Dalam kelanjutan cerita ahli Taurat kepada Yesus, untuk membenarkan dirinya, ahli Taurat kemudian bertanya siapakah sesamaku? Dari ajuan pertanyaan ahli Taurat, kita bisa menduga ada konsep dan pemahaman yang bagi ahli Taurat siapa sesamaku? Dan kalau dihubungkan dengan definisi kamus besar sesamaku bagi ahli Taurat ya sesamaku adalah juga ahli-ahli Taurat karena segolongan. Untuk menjawab pertanyaan itu, Yesus membuat cerita perumpamaan ada seorang turun dari Yerusalem ke Yerikho, ia jatuh ke tangan penyamun, dirampok habis-habisan, dipukul dan ditinggalkan dalam keadaan sekarat. Ada seorang imam turun melewati jalan itu, namun ia melewati dari seberang jalan. Ceritanya dibatasi hanya sampai di ayat 31.

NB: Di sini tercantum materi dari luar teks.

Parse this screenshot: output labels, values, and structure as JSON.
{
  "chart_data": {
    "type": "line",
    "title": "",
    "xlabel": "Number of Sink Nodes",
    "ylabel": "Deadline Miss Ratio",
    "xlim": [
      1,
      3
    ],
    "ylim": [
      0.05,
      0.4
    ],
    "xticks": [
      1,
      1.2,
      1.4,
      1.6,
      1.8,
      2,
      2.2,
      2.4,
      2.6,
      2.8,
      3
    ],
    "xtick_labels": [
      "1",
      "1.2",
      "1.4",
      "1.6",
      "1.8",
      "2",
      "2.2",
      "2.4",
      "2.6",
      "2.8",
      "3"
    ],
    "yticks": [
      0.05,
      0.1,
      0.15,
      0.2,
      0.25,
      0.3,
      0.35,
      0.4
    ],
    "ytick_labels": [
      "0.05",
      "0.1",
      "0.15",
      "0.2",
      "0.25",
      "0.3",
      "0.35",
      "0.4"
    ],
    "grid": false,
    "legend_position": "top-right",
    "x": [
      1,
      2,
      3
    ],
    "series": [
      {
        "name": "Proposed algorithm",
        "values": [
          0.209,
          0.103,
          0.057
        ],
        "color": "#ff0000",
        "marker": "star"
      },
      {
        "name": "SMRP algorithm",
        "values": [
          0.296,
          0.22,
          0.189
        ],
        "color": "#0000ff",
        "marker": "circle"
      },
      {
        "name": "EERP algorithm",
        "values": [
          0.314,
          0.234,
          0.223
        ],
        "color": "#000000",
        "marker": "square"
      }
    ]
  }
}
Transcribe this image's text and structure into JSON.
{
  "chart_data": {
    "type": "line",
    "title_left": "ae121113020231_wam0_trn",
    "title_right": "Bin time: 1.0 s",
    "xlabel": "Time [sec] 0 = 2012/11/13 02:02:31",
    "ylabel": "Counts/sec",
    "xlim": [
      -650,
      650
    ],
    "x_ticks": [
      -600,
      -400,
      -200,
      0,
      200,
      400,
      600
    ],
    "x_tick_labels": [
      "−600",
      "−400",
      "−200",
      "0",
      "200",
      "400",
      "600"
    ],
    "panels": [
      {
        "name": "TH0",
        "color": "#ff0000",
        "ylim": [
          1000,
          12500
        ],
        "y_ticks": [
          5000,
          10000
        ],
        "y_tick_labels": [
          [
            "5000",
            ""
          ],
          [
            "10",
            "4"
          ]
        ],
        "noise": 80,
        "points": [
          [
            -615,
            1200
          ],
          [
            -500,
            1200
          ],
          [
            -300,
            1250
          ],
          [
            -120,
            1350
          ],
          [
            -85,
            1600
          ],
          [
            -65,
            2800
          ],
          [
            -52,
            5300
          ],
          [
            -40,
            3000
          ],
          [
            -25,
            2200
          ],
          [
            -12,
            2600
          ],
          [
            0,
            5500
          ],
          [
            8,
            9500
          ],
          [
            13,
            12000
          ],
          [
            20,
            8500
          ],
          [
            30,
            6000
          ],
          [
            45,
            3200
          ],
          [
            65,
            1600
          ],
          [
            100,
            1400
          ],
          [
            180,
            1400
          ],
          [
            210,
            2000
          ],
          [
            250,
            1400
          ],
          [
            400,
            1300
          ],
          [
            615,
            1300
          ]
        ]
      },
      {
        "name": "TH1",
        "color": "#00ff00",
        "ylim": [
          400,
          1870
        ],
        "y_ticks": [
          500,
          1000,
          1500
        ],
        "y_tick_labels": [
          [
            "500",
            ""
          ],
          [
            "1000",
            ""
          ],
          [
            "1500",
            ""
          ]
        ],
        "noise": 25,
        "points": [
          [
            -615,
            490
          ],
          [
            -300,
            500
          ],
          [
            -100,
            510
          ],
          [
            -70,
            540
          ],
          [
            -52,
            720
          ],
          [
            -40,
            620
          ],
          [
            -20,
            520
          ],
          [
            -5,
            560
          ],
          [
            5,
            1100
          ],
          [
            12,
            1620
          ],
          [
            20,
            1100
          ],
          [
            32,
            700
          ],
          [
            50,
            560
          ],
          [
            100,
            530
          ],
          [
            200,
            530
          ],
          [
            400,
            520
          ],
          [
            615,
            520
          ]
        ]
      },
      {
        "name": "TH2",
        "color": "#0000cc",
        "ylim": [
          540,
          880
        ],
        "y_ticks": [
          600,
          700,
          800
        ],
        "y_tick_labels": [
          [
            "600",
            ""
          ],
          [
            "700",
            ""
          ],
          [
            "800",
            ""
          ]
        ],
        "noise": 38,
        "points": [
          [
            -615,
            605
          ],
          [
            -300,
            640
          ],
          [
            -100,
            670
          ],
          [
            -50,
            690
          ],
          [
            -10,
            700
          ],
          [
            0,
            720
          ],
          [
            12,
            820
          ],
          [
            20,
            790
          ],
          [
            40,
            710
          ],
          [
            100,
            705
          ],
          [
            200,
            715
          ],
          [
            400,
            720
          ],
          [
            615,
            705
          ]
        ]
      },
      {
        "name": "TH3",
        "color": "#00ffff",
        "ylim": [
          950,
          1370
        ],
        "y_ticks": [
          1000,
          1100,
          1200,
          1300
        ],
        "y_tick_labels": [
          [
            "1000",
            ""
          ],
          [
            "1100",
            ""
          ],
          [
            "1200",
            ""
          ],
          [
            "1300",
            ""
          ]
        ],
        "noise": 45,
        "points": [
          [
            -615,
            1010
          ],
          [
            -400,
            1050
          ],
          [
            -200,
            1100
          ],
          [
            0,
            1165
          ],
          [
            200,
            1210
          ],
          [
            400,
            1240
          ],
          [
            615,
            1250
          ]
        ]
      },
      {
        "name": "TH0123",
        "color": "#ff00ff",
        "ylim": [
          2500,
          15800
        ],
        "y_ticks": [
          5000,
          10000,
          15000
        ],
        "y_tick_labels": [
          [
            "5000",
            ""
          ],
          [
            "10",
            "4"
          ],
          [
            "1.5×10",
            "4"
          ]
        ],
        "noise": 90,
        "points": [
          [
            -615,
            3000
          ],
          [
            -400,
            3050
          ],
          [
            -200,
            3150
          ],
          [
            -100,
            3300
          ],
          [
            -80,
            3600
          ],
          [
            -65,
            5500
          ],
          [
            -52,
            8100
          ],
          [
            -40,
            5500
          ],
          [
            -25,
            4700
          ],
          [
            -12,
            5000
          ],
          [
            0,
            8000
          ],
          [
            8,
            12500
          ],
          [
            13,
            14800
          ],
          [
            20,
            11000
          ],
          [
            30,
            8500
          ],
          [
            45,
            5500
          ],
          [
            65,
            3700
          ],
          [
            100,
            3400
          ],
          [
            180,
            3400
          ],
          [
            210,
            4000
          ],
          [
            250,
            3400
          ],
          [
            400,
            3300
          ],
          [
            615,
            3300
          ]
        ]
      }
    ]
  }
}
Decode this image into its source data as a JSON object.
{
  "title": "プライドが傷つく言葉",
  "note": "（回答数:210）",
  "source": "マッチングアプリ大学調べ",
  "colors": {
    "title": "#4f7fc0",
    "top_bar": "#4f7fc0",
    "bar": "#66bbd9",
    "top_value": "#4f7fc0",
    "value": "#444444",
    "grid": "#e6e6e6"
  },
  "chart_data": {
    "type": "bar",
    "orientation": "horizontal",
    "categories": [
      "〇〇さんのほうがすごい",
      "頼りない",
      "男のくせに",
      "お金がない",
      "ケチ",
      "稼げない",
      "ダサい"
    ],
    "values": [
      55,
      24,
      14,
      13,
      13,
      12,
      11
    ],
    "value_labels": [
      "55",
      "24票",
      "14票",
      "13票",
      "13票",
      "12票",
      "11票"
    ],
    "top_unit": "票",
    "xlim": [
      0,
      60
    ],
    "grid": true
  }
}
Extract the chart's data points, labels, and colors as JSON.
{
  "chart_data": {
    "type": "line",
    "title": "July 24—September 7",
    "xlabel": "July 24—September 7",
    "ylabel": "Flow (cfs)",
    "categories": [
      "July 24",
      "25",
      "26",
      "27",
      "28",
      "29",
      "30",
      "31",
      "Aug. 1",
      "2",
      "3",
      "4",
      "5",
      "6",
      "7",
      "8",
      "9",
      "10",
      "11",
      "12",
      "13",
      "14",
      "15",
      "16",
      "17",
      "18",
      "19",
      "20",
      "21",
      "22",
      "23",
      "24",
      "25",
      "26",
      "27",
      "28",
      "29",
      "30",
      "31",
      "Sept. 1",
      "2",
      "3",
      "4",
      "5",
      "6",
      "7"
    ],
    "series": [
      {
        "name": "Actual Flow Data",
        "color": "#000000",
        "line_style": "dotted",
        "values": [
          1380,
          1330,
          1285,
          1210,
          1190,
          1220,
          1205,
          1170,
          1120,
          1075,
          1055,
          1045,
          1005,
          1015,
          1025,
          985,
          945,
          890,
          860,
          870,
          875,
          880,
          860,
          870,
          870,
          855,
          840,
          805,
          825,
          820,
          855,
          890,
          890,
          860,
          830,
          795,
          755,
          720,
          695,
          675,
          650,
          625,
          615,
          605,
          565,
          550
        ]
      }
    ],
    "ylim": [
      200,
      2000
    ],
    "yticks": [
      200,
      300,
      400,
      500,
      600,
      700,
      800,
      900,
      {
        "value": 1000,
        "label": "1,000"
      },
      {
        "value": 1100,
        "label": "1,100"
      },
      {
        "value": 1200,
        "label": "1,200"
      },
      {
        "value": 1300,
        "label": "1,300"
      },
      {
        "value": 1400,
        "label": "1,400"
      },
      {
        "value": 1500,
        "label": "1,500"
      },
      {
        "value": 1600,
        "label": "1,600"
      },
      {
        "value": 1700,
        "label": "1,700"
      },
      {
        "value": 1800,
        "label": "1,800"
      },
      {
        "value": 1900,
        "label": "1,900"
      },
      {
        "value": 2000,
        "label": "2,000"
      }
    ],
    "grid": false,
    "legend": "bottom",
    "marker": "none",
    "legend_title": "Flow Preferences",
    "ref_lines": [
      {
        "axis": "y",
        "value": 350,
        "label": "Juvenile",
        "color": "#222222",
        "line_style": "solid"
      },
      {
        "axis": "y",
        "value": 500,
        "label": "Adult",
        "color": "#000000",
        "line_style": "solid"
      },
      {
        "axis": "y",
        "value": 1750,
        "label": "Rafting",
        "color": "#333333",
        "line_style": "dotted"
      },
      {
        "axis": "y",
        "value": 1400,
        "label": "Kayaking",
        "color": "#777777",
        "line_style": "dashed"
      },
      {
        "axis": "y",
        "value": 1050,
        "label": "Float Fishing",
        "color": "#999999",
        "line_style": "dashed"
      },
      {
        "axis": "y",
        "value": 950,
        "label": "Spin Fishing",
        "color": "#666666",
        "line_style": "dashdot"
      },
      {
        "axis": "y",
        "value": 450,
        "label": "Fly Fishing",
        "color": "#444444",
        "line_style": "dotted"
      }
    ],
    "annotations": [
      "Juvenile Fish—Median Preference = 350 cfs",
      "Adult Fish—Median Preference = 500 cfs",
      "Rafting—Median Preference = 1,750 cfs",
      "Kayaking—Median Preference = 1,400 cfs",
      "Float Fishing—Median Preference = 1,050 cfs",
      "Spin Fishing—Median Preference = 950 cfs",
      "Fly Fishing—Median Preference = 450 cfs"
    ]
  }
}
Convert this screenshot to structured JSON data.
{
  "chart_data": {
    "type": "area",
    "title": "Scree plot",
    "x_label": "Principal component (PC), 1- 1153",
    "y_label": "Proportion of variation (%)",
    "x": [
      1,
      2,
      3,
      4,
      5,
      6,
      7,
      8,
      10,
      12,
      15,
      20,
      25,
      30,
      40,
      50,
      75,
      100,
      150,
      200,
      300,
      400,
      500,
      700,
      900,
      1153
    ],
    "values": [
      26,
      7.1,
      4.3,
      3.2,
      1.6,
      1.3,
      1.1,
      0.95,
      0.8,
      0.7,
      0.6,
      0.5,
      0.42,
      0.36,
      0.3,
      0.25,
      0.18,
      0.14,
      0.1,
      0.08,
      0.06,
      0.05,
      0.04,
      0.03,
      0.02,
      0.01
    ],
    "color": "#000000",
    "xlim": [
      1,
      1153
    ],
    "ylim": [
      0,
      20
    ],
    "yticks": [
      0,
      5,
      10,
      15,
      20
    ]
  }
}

Dari perumpamaan Yesus, kenapa seorang imam hanya melewati orang yang sekarat itu? lni soal konsep dan pemahaman tentang siapa sesamaku! Imam itu melewati karena dia bukan menjadi sesama kaum imam. Kalau dikaitkan dengan rute Yerusalem menuju Yerikho, sama seperti orang dirampok penyamun itu, katakanlah imam itu harus meneruskan pelayanan ke Yerikho untuk melayani setelah di Yerusalem. Karena pasti akan terlambat kalau menolong orang yang sekarat, maka imam itu melewati. Kemungkinan lain, tidak membawa perbekalan sehingga tidak bisa menolong. Apa pun alasan bisa dikemukakan, namun bukan menjadi pembenaran untuk dimaklumi. Ironis jika seorang imam tidak menolong. Kita belajar dari cerita ini sesamaku adalah lebih dari sekadar segolongan, sesamaku adalah semua orang bahkan semua ciptaan.
Doa : (Ya Tuhan, jadikanlah aku alat kasih-Mu bagi sesamaku agar nama Tuhan dimuliakan). Amin.